Still, Vin Diesel fits the part of Sean like a glove. All he's got to do is lumber around screen making witless remarks and occasionally beating the living snot out of some poor goon, and that's his job more or less done. But it hardly makes for the most riveting of cinema.

The film kicks-off with a notorious drug-trafficker being thrown behind bars and Sean celebrating the arrest he's spent the last seven years working towards. Our muscle-bound hero thinks that that's the issue over and done with, but it's not – otherwise the end credits would be rolling after just five minutes (and life just isn't that kind).

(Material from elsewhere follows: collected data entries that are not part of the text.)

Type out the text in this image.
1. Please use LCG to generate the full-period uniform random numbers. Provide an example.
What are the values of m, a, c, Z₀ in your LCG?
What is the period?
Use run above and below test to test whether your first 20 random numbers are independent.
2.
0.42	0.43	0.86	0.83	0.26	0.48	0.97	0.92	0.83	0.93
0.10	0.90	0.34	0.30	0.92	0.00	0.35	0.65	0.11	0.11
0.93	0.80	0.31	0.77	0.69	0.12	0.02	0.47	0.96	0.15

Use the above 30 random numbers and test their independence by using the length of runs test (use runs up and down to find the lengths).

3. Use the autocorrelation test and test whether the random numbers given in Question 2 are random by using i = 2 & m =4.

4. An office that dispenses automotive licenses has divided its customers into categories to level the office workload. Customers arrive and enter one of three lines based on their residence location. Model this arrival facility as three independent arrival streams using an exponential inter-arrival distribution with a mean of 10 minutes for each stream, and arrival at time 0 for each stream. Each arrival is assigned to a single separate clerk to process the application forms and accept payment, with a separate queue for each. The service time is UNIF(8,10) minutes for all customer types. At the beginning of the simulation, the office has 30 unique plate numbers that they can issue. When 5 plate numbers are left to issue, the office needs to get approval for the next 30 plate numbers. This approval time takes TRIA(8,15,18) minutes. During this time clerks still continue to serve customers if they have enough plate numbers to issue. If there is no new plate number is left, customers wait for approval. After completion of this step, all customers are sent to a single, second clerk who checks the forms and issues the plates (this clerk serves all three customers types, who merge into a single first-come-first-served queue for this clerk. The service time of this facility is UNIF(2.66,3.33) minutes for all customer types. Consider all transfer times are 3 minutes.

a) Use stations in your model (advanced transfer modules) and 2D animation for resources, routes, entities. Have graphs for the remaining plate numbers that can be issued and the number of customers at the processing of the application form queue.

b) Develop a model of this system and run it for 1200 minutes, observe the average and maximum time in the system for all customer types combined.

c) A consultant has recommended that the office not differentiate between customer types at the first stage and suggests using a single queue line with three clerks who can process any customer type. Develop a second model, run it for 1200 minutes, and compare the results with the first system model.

Before long, Sean's wife has been murdered and he's off in search of the man responsible, an infamous drug baron somewhat self-indulgently named “Diablo”. Despite clearly being far too emotionally attached to the situation, his boss allows him to drag his knuckles around town beating up and swearing at pretty much everyone in sight – and, by the time he's been warned off the case, he's already been responsible for the deaths of three of his workmates. Charming fellow.

And what's the point of all this? Beats me, but I'm hoping it's not to convince us all to take Diesel even remotely seriously. Still, at least in the final scenes he gets to wear an outfit that makes him look a bit like the man from Del Monte. So it can't be all bad then.

It's Got: Vin Diesel making Arnold Schwarzenegger look charismatic.

It Needs: For Sean’s buddy Hicks (Laurenz Tate) to stop using the word "dawg" at the end of EVERY SINGLE SENTENCE. Sure, you "grew up in the streets" too – we get it, okay?!


Painfully bad showcase for Diesel’s distinctly limited talents.